Por: Alan Miranda (alan@observatoriodefavelas.org.br)
“Caramba, amigo. Que espetáculo! Muito bom, valeu mesmo por colocar a gente nessa boa”, disse Thiago, ao final do espetáculo: um dos amigos que convidei para assistir Febril. Thiago me contaria no dia seguinte que estava convidando e recomendando a outros amigos que também fossem assistir. Apesar de dispor de outros meio de divulgação, esse parece ser o mais honesto e eficaz. É um espetáculo – bem como os escritos de Gabo – de se recomendar com brilho nos olhos.
Febril evoca García Márquez pelo viés de um gênero artístico que transita entre diferentes formas de arte. O “realismo maravilhoso”, ou “obra fantástica”, estilo presente em obras como a do escritor argentino Luís Borges, nas telas do pintor Duca, de Coroa Grande, e também no espetáculo circense Febril, dirigido por Luiz Igreja, que fica no Crescer e Viver até o dia 23 de novembro.
Trata-se de um espetáculo híbrido, que valoriza a narrativa, a contação de história. Para os que já leram “Cem anos de Solidão”, é inevitável tentar descobrir a correspondência entre os personagens de “Febril” e da obra de García Márquez. Para quem ainda pretende ler, é possível que Melquíades e José Arcádio Buendía, por exemplo, já pareçam figuras familiares.
Do realismo, prevalecem principalmente os sentimentos dos personagens, tomados repentinamente pelas paixões humanas, sujeitos às intervenções da vida, que vai da bonança à fantasia sem a menor cerimônia. Do realismo, também o risco fatal em cada acrobacia aérea e as inúmeras lesões que se acumulam ao longo da temporada. Já o toque maravilhoso, esse habita o espetáculo como uma chuva centenária de confetes, como a trilha sonora de uma vida, ou o pairar das criaturas sobrenaturais sobre nossos caminhos. O espetáculo é teatral, musical, poético, sobretudo onírico. Episódios como casamentos, brincadeiras, sermões, paixões desabrochando, guerras e mortes são narrados através de acrobacias, aéreos, portagens e malabarismos.
Febril é composto por momentos chocantes e comoventes: dá vontade de escolher um personagem favorito, de brincar de circo, de assistir mais uma vez. Através de sonhos e memórias, o enredo apresenta cenas emocionantes e sua veia fantástica se impõe, pois somente na fantasia a saudade é forte o suficiente para contestar a morte. Não é uma história de amor, é uma história de amores.
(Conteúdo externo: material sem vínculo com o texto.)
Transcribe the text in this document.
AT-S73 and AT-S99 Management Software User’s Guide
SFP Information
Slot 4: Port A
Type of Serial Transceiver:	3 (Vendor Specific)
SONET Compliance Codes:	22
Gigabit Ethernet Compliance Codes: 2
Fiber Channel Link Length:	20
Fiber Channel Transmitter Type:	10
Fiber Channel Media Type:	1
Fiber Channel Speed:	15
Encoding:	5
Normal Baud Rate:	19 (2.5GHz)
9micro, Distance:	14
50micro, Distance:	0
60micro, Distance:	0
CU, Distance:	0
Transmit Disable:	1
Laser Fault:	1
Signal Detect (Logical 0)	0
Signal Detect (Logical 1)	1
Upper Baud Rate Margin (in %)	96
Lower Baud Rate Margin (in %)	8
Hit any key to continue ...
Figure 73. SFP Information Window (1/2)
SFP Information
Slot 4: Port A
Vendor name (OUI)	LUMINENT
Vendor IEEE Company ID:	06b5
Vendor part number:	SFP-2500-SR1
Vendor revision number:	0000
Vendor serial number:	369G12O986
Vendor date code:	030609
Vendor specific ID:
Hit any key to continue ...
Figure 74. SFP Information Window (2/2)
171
Ao final do espetáculo, já descaracterizado, Pedro Serejo, se sentaria à minha mesa para fumar um cigarro, bater papo e relaxar. Antes de se despedir, fez o apelo típico de quem anseia se superar a cada nova apresentação: “Ah, cara, tem que vir de novo, tem que vir mais uma vez, pelo menos”.
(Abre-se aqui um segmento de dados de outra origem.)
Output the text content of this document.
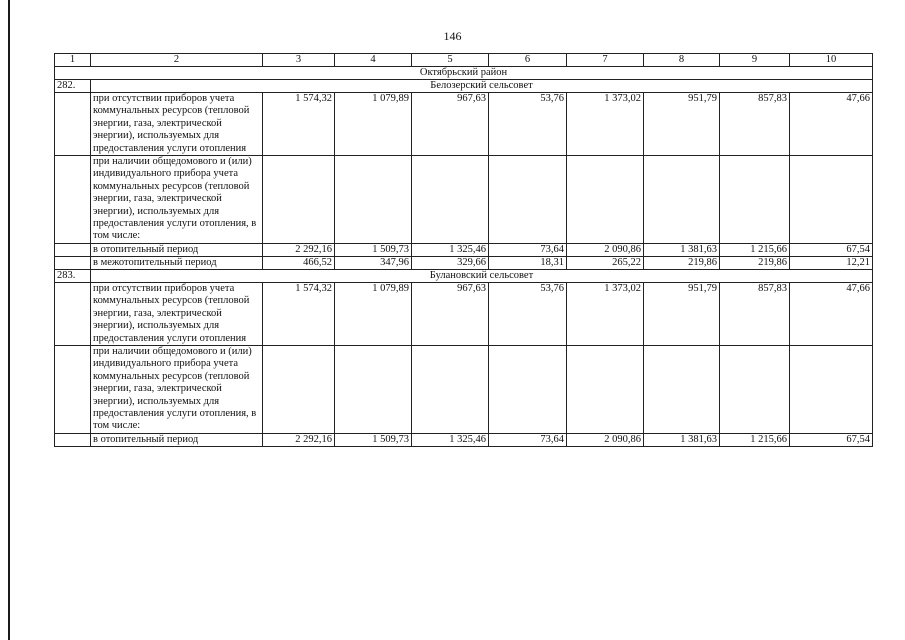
146
1	2	3	4	5	6	7	8	9	10
Октябрьский район									
282.	Белозерский сельсовет								
	при отсутствии приборов учета коммунальных ресурсов (тепловой энергии, газа, электрической энергии), используемых для предоставления услуги отопления	1 574,32	1 079,89	967,63	53,76	1 373,02	951,79	857,83	47,66
	при наличии общедомового и (или) индивидуального прибора учета коммунальных ресурсов (тепловой энергии, газа, электрической энергии), используемых для предоставления услуги отопления, в том числе:								
	в отопительный период	2 292,16	1 509,73	1 325,46	73,64	2 090,86	1 381,63	1 215,66	67,54
	в межотопительный период	466,52	347,96	329,66	18,31	265,22	219,86	219,86	12,21
283.	Булановский сельсовет								
	при отсутствии приборов учета коммунальных ресурсов (тепловой энергии, газа, электрической энергии), используемых для предоставления услуги отопления	1 574,32	1 079,89	967,63	53,76	1 373,02	951,79	857,83	47,66
	при наличии общедомового и (или) индивидуального прибора учета коммунальных ресурсов (тепловой энергии, газа, электрической энергии), используемых для предоставления услуги отопления, в том числе:								
	в отопительный период	2 292,16	1 509,73	1 325,46	73,64	2 090,86	1 381,63	1 215,66	67,54
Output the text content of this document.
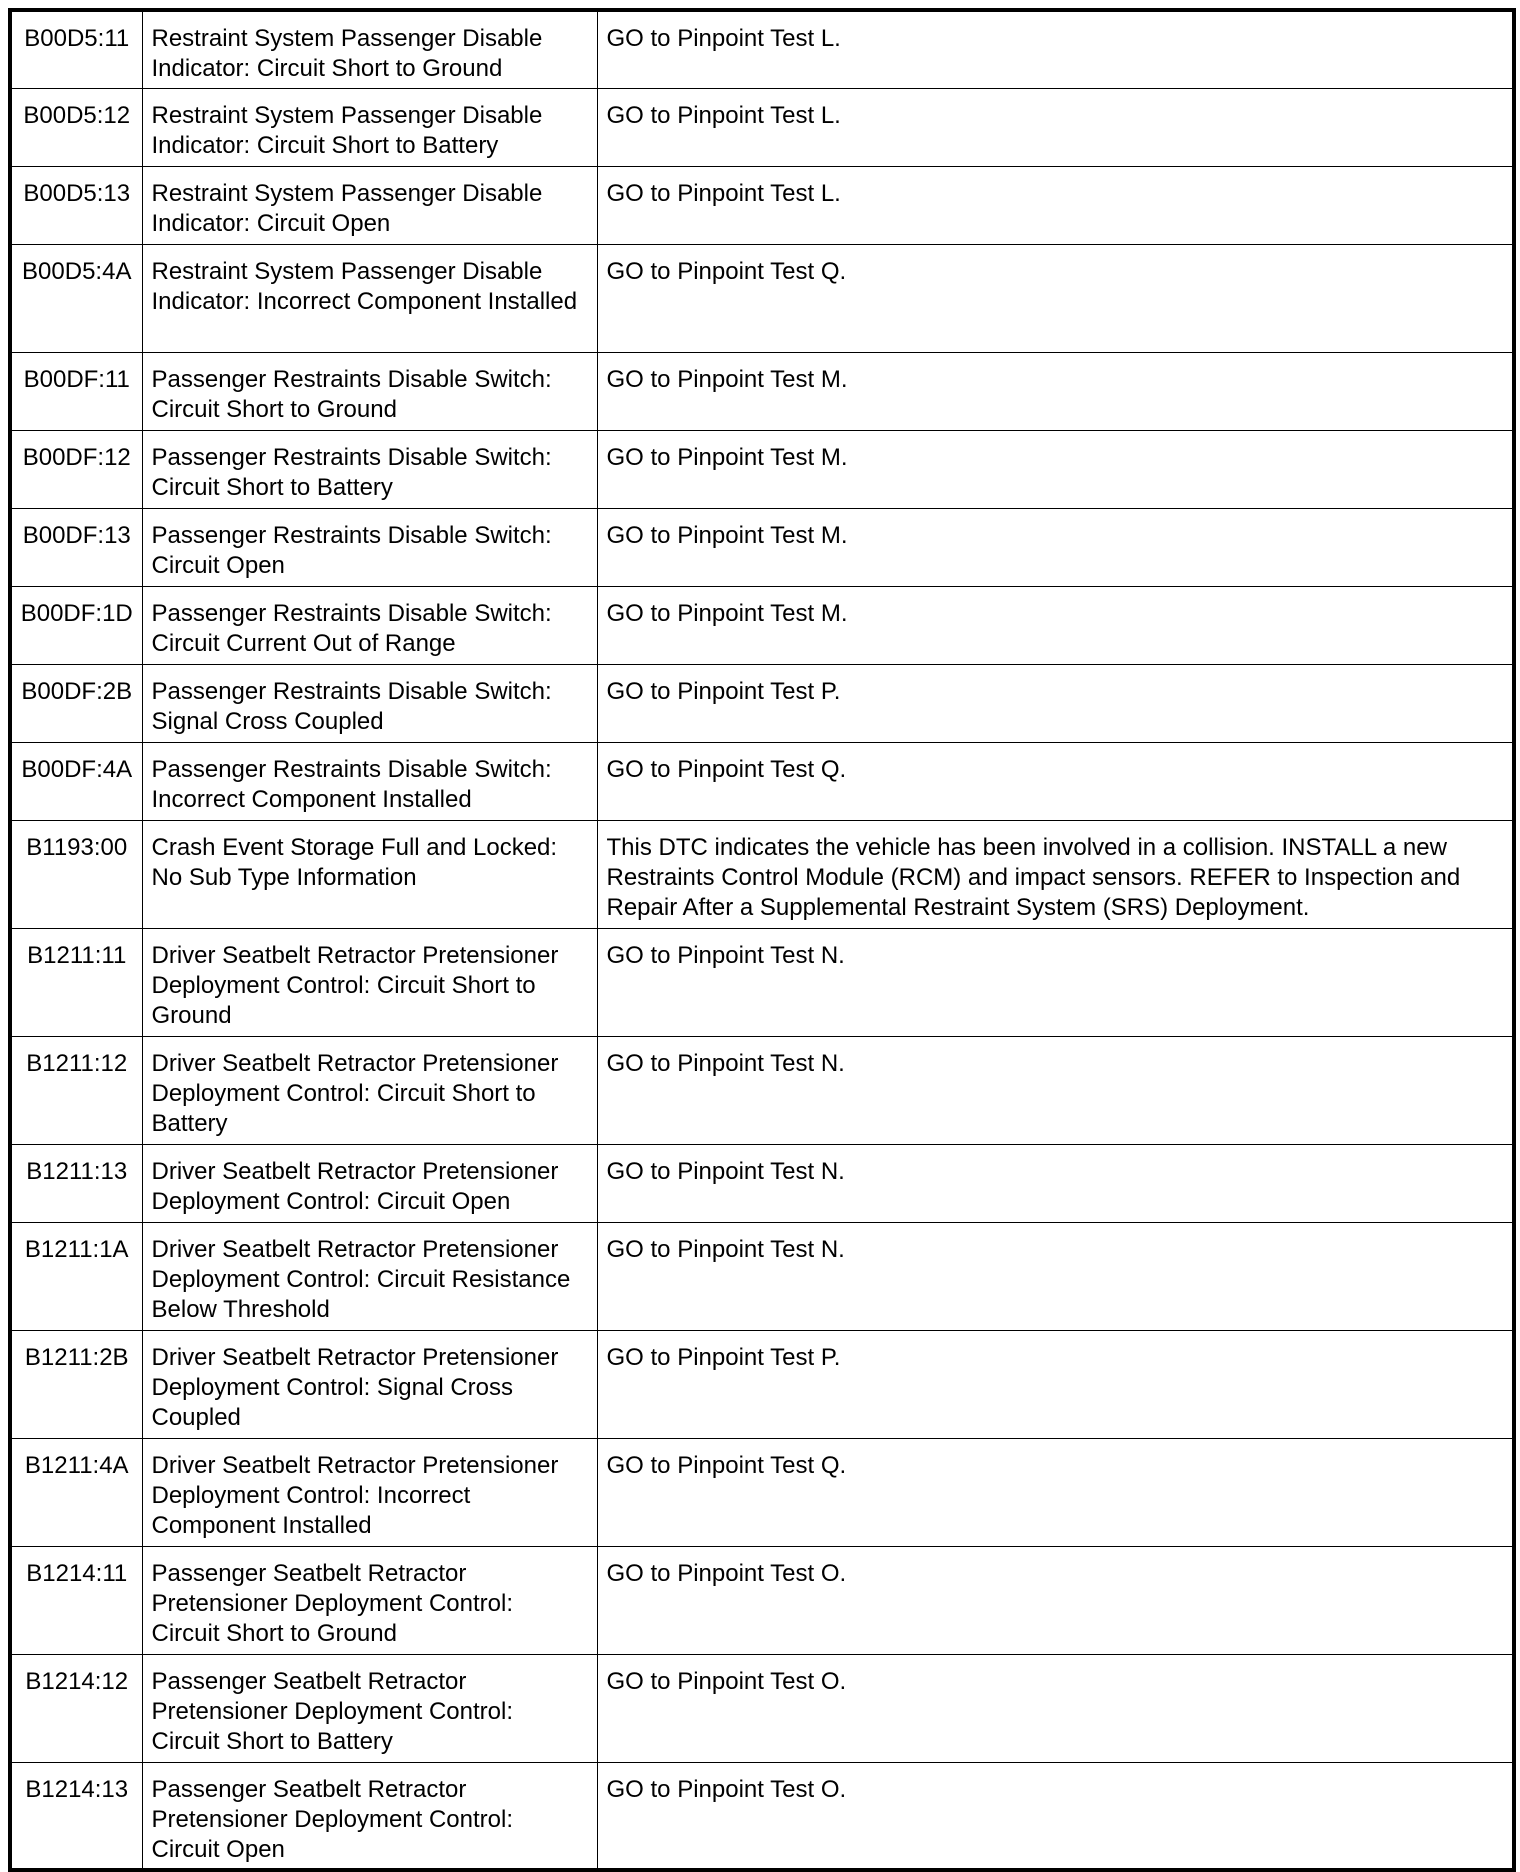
B00D5:11	Restraint System Passenger Disable Indicator: Circuit Short to Ground	GO to Pinpoint Test L.
B00D5:12	Restraint System Passenger Disable Indicator: Circuit Short to Battery	GO to Pinpoint Test L.
B00D5:13	Restraint System Passenger Disable Indicator: Circuit Open	GO to Pinpoint Test L.
B00D5:4A	Restraint System Passenger Disable Indicator: Incorrect Component Installed	GO to Pinpoint Test Q.
B00DF:11	Passenger Restraints Disable Switch: Circuit Short to Ground	GO to Pinpoint Test M.
B00DF:12	Passenger Restraints Disable Switch: Circuit Short to Battery	GO to Pinpoint Test M.
B00DF:13	Passenger Restraints Disable Switch: Circuit Open	GO to Pinpoint Test M.
B00DF:1D	Passenger Restraints Disable Switch: Circuit Current Out of Range	GO to Pinpoint Test M.
B00DF:2B	Passenger Restraints Disable Switch: Signal Cross Coupled	GO to Pinpoint Test P.
B00DF:4A	Passenger Restraints Disable Switch: Incorrect Component Installed	GO to Pinpoint Test Q.
B1193:00	Crash Event Storage Full and Locked: No Sub Type Information	This DTC indicates the vehicle has been involved in a collision. INSTALL a new Restraints Control Module (RCM) and impact sensors. REFER to Inspection and Repair After a Supplemental Restraint System (SRS) Deployment.
B1211:11	Driver Seatbelt Retractor Pretensioner Deployment Control: Circuit Short to Ground	GO to Pinpoint Test N.
B1211:12	Driver Seatbelt Retractor Pretensioner Deployment Control: Circuit Short to Battery	GO to Pinpoint Test N.
B1211:13	Driver Seatbelt Retractor Pretensioner Deployment Control: Circuit Open	GO to Pinpoint Test N.
B1211:1A	Driver Seatbelt Retractor Pretensioner Deployment Control: Circuit Resistance Below Threshold	GO to Pinpoint Test N.
B1211:2B	Driver Seatbelt Retractor Pretensioner Deployment Control: Signal Cross Coupled	GO to Pinpoint Test P.
B1211:4A	Driver Seatbelt Retractor Pretensioner Deployment Control: Incorrect Component Installed	GO to Pinpoint Test Q.
B1214:11	Passenger Seatbelt Retractor Pretensioner Deployment Control: Circuit Short to Ground	GO to Pinpoint Test O.
B1214:12	Passenger Seatbelt Retractor Pretensioner Deployment Control: Circuit Short to Battery	GO to Pinpoint Test O.
B1214:13	Passenger Seatbelt Retractor Pretensioner Deployment Control: Circuit Open	GO to Pinpoint Test O.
Todos são maravilhosamente fotogênicos e a seleção feita pelos fotógrafos do Observatório de Favelas mostra um pouco do que o espectador pode esperar dessa experiência.
A temporada de Febril no Circo Crescer e Viver chega ao fim neste fim de semana. Para quem ainda não assistiu, os dias 20, 21, 22 e 23 de novembro serão as últimas oportunidades. De quinta a sábado a entrada é às 20h, já no domingo, às 19h. O evento é gratuito, mas ao final da apresentação, o público pode decidir “quanto vale o show” e contribuir livremente.